Linux has already been the main OS here at the computer sciences for some time. The computer pool was just switched to Ubuntu, after having been on SuSE and OpenSuSE for the last 6 years or more. With the latest hardware upgrades, our computer lab is nicer than ever: dual-core AMD64 systems with 2.6 GHz, a couple of them with two LCD screens connected (which is great for developing, having the editor on one screen and documentation on the other). I wonder if the machines spend more than 1% of their time at full CPU speed - I havn’t seen any running at more than the minimum 1 GHz.

But one thing I’ve noticed, which has changed: even those people I can see in the lab having their own laptop with them have Linux running.

A few years ago, most people bringing their laptops were doing so to have Windows around. Now with the nice dual-screen setups here, bringing along a laptop to have Linux is less attractive than ever. Still more people bringing their laptops run Linux anyway.

I figure this means that they’ve noticed that the DEs a Linux system offers is very useful (granted, and more to what they have at the university when they don’t have their laptop around.

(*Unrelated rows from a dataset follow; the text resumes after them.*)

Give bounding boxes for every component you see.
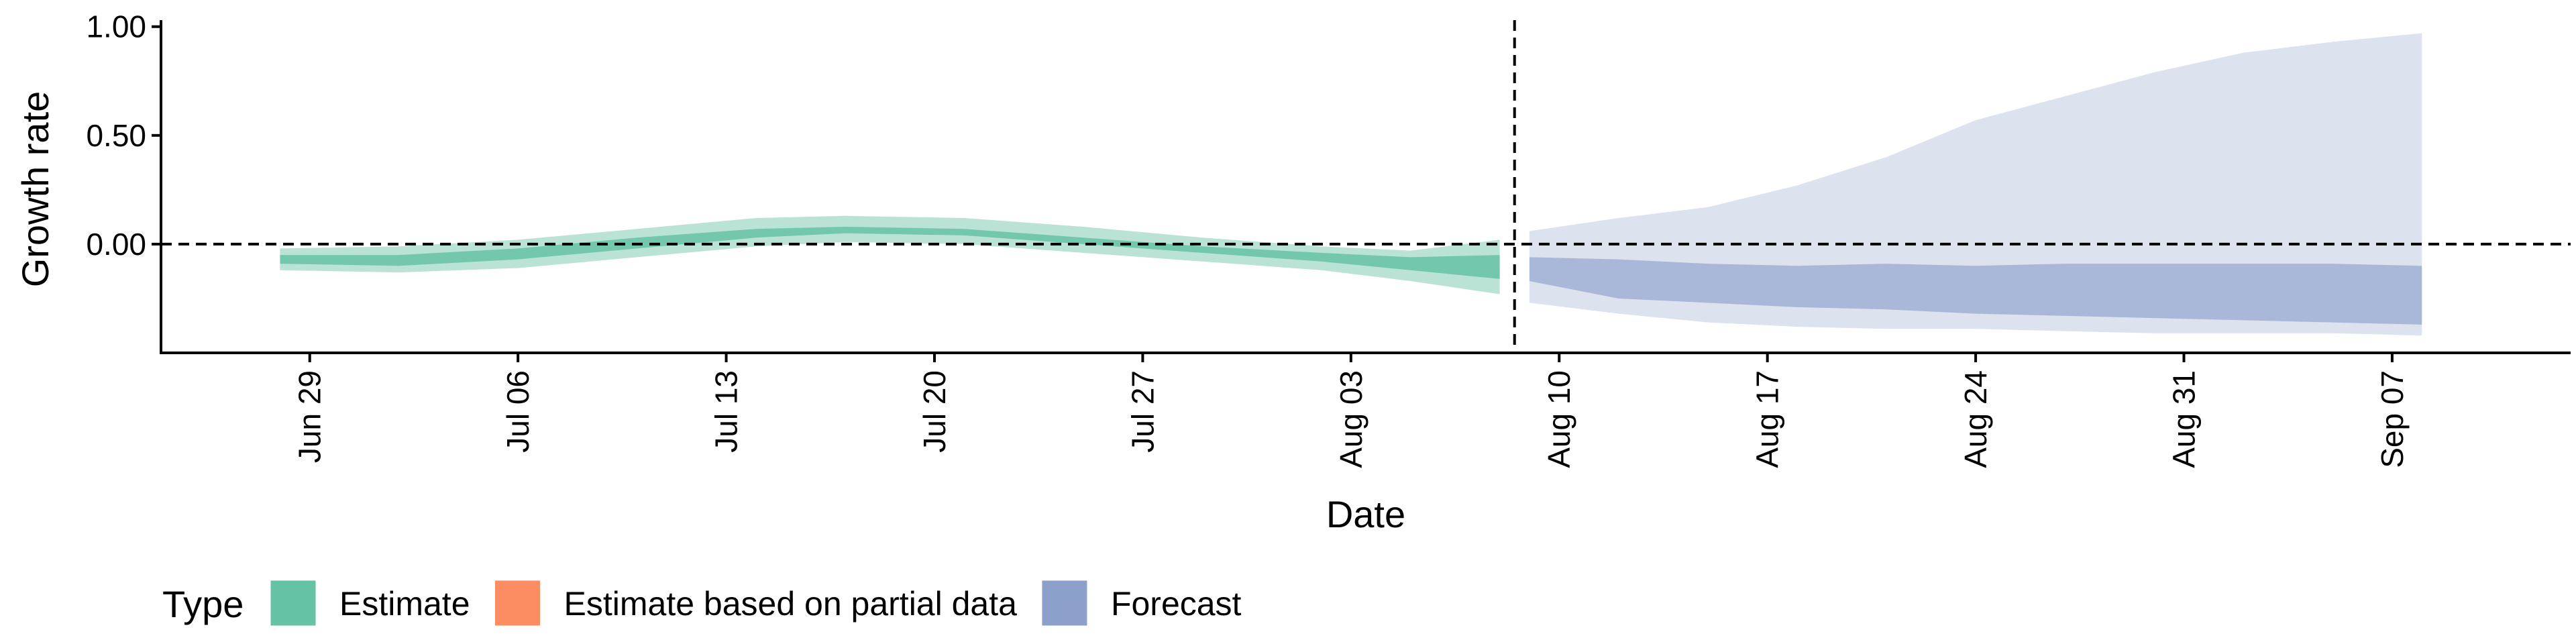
estimate-ribbon-50 xyxy=(280,227,1500,279)
forecast-ribbon-50 xyxy=(1529,257,2422,325)
x-tick-label: Jul 06 xyxy=(500,370,535,453)
y-axis-ticks: 0.00 0.50 1.00 xyxy=(86,9,161,262)
legend-items: Estimate Estimate based on partial data Fo… xyxy=(270,580,1242,626)
x-tick-label: Sep 07 xyxy=(2375,370,2410,468)
legend-title: Type xyxy=(162,583,244,625)
legend-key-estimate xyxy=(270,580,316,626)
estimate-ribbon-90 xyxy=(280,215,1500,294)
ribbon-layer xyxy=(280,33,2422,336)
y-tick-label: 0.50 xyxy=(86,118,146,153)
legend-label-estimate-based-on-partial-data: Estimate based on partial data xyxy=(564,585,1018,623)
legend-label-forecast: Forecast xyxy=(1111,585,1242,623)
y-tick-label: 1.00 xyxy=(86,9,146,44)
x-tick-label: Aug 24 xyxy=(1958,370,1993,468)
forecast-ribbon-90 xyxy=(1529,33,2422,336)
legend: Type Estimate Estimate based on partial d… xyxy=(162,580,1242,626)
y-tick-label: 0.00 xyxy=(86,227,146,262)
x-tick-label: Aug 31 xyxy=(2167,370,2202,468)
x-tick-label: Jun 29 xyxy=(292,370,327,463)
legend-key-forecast xyxy=(1042,580,1087,626)
legend-key-estimate-based-on-partial-data xyxy=(495,580,541,626)
x-tick-label: Aug 03 xyxy=(1334,370,1368,468)
x-tick-label: Aug 10 xyxy=(1542,370,1576,468)
x-tick-label: Jul 27 xyxy=(1125,370,1160,453)
x-axis-title: Date xyxy=(1326,493,1405,535)
plot-area: 0.00 0.50 1.00 Jun 29 Jul 06 Jul 13 Jul 20 Jul… xyxy=(86,9,2571,468)
x-tick-label: Jul 20 xyxy=(917,370,952,453)
legend-label-estimate: Estimate xyxy=(339,585,470,623)
x-tick-label: Aug 17 xyxy=(1750,370,1785,468)
x-tick-label: Jul 13 xyxy=(709,370,744,453)
y-axis-title: Growth rate xyxy=(14,91,56,288)
x-axis-ticks: Jun 29 Jul 06 Jul 13 Jul 20 Jul 27 Aug 03 Aug … xyxy=(292,353,2410,468)
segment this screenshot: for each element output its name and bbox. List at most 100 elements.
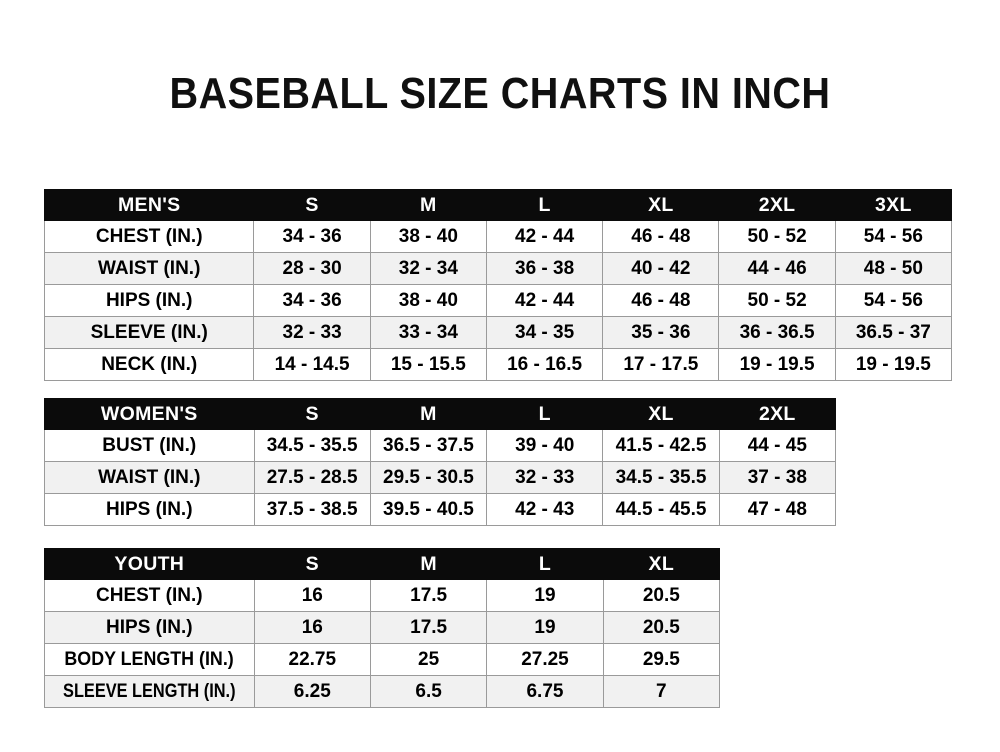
row-label-text: SLEEVE LENGTH (IN.) — [63, 680, 236, 702]
table-cell: 39 - 40 — [486, 429, 604, 462]
table-cell: 44.5 - 45.5 — [602, 493, 720, 526]
table-cell: 22.75 — [253, 643, 371, 676]
table-row: WAIST (IN.) 28 - 30 32 - 34 36 - 38 40 -… — [43, 252, 953, 285]
row-label: HIPS (IN.) — [44, 611, 255, 644]
table-cell: 17.5 — [369, 579, 488, 612]
mens-header-2xl: 2XL — [718, 189, 836, 221]
table-cell: 17 - 17.5 — [602, 348, 720, 381]
table-cell: 42 - 43 — [486, 493, 604, 526]
row-label: CHEST (IN.) — [44, 579, 255, 612]
table-cell: 34.5 - 35.5 — [253, 429, 371, 462]
table-cell: 39.5 - 40.5 — [369, 493, 488, 526]
row-label: HIPS (IN.) — [44, 493, 255, 526]
table-cell: 16 — [253, 579, 371, 612]
table-cell: 27.5 - 28.5 — [253, 461, 371, 494]
table-cell: 47 - 48 — [718, 493, 837, 526]
table-cell: 36 - 36.5 — [718, 316, 836, 349]
table-row: HIPS (IN.) 16 17.5 19 20.5 — [44, 611, 721, 644]
table-cell: 34 - 36 — [253, 284, 371, 317]
table-cell: 54 - 56 — [834, 284, 953, 317]
table-cell: 19 - 19.5 — [834, 348, 953, 381]
womens-header-m: M — [369, 398, 488, 430]
row-label: CHEST (IN.) — [43, 220, 255, 253]
row-label: HIPS (IN.) — [43, 284, 255, 317]
table-cell: 36.5 - 37.5 — [369, 429, 488, 462]
table-cell: 37 - 38 — [718, 461, 837, 494]
mens-header-xl: XL — [602, 189, 720, 221]
womens-header-s: S — [253, 398, 371, 430]
mens-header-category: MEN'S — [43, 189, 255, 221]
page-title: BASEBALL SIZE CHARTS IN INCH — [169, 69, 831, 118]
table-row: HIPS (IN.) 37.5 - 38.5 39.5 - 40.5 42 - … — [44, 493, 837, 526]
row-label: SLEEVE LENGTH (IN.) — [44, 675, 255, 708]
table-cell: 42 - 44 — [485, 284, 604, 317]
table-cell: 15 - 15.5 — [369, 348, 487, 381]
mens-size-table: MEN'S S M L XL 2XL 3XL CHEST (IN.) 34 - … — [43, 189, 953, 381]
table-cell: 34.5 - 35.5 — [602, 461, 720, 494]
table-row: CHEST (IN.) 34 - 36 38 - 40 42 - 44 46 -… — [43, 220, 953, 253]
table-cell: 35 - 36 — [602, 316, 720, 349]
table-cell: 32 - 33 — [253, 316, 371, 349]
womens-header-category: WOMEN'S — [44, 398, 255, 430]
mens-header-row: MEN'S S M L XL 2XL 3XL — [43, 189, 953, 221]
row-label-text: BODY LENGTH (IN.) — [64, 648, 234, 670]
womens-header-xl: XL — [602, 398, 720, 430]
row-label: BODY LENGTH (IN.) — [44, 643, 255, 676]
youth-size-table: YOUTH S M L XL CHEST (IN.) 16 17.5 19 20… — [44, 548, 721, 708]
table-cell: 20.5 — [602, 579, 721, 612]
table-cell: 41.5 - 42.5 — [602, 429, 720, 462]
mens-header-s: S — [253, 189, 371, 221]
table-cell: 19 - 19.5 — [718, 348, 836, 381]
table-row: BUST (IN.) 34.5 - 35.5 36.5 - 37.5 39 - … — [44, 429, 837, 462]
table-row: BODY LENGTH (IN.) 22.75 25 27.25 29.5 — [44, 643, 721, 676]
mens-header-3xl: 3XL — [834, 189, 953, 221]
table-cell: 44 - 45 — [718, 429, 837, 462]
table-row: WAIST (IN.) 27.5 - 28.5 29.5 - 30.5 32 -… — [44, 461, 837, 494]
table-cell: 19 — [486, 611, 604, 644]
table-cell: 33 - 34 — [369, 316, 487, 349]
table-cell: 54 - 56 — [834, 220, 953, 253]
table-cell: 46 - 48 — [602, 284, 720, 317]
table-cell: 20.5 — [602, 611, 721, 644]
table-row: CHEST (IN.) 16 17.5 19 20.5 — [44, 579, 721, 612]
table-row: HIPS (IN.) 34 - 36 38 - 40 42 - 44 46 - … — [43, 284, 953, 317]
table-cell: 16 - 16.5 — [485, 348, 604, 381]
table-cell: 16 — [253, 611, 371, 644]
youth-header-xl: XL — [602, 548, 721, 580]
mens-header-m: M — [369, 189, 487, 221]
row-label: WAIST (IN.) — [44, 461, 255, 494]
youth-header-s: S — [253, 548, 371, 580]
table-cell: 7 — [602, 675, 721, 708]
row-label: NECK (IN.) — [43, 348, 255, 381]
table-row: SLEEVE (IN.) 32 - 33 33 - 34 34 - 35 35 … — [43, 316, 953, 349]
table-cell: 34 - 36 — [253, 220, 371, 253]
table-cell: 27.25 — [486, 643, 604, 676]
table-cell: 34 - 35 — [485, 316, 604, 349]
youth-header-l: L — [486, 548, 604, 580]
table-row: NECK (IN.) 14 - 14.5 15 - 15.5 16 - 16.5… — [43, 348, 953, 381]
table-cell: 28 - 30 — [253, 252, 371, 285]
row-label: SLEEVE (IN.) — [43, 316, 255, 349]
table-cell: 38 - 40 — [369, 220, 487, 253]
youth-header-m: M — [369, 548, 488, 580]
table-cell: 50 - 52 — [718, 220, 836, 253]
table-cell: 48 - 50 — [834, 252, 953, 285]
womens-size-table: WOMEN'S S M L XL 2XL BUST (IN.) 34.5 - 3… — [44, 398, 837, 526]
table-cell: 50 - 52 — [718, 284, 836, 317]
womens-header-l: L — [486, 398, 604, 430]
table-cell: 37.5 - 38.5 — [253, 493, 371, 526]
table-cell: 6.5 — [369, 675, 488, 708]
mens-header-l: L — [485, 189, 604, 221]
womens-header-2xl: 2XL — [718, 398, 837, 430]
table-cell: 36.5 - 37 — [834, 316, 953, 349]
table-cell: 38 - 40 — [369, 284, 487, 317]
row-label: BUST (IN.) — [44, 429, 255, 462]
table-cell: 17.5 — [369, 611, 488, 644]
table-cell: 40 - 42 — [602, 252, 720, 285]
table-cell: 29.5 - 30.5 — [369, 461, 488, 494]
table-row: SLEEVE LENGTH (IN.) 6.25 6.5 6.75 7 — [44, 675, 721, 708]
table-cell: 14 - 14.5 — [253, 348, 371, 381]
table-cell: 6.25 — [253, 675, 371, 708]
womens-header-row: WOMEN'S S M L XL 2XL — [44, 398, 837, 430]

However the main part - Java and Eclipse - actually wouldn’t differ). They still dual-boot (I overheard something about ‘on Windows, this and that and foo) - and even accept the effort of dual-booting to get the Linux benefits.

In a few years, will there still be Windows developers you can hire, when everybody studying computer science is being taught Linux? (Granted, not all universities have made the full switch to Linux for their computer sciences)

P.S. I’m not involved with the computer admin group; for detailed inquiries you should talk to them directly. Especially for e.g. software distribution questions and such. Oh, and I heard that the servers were running Debian for some time already, while the clients were OpenSuSE. So maybe they still are Debian.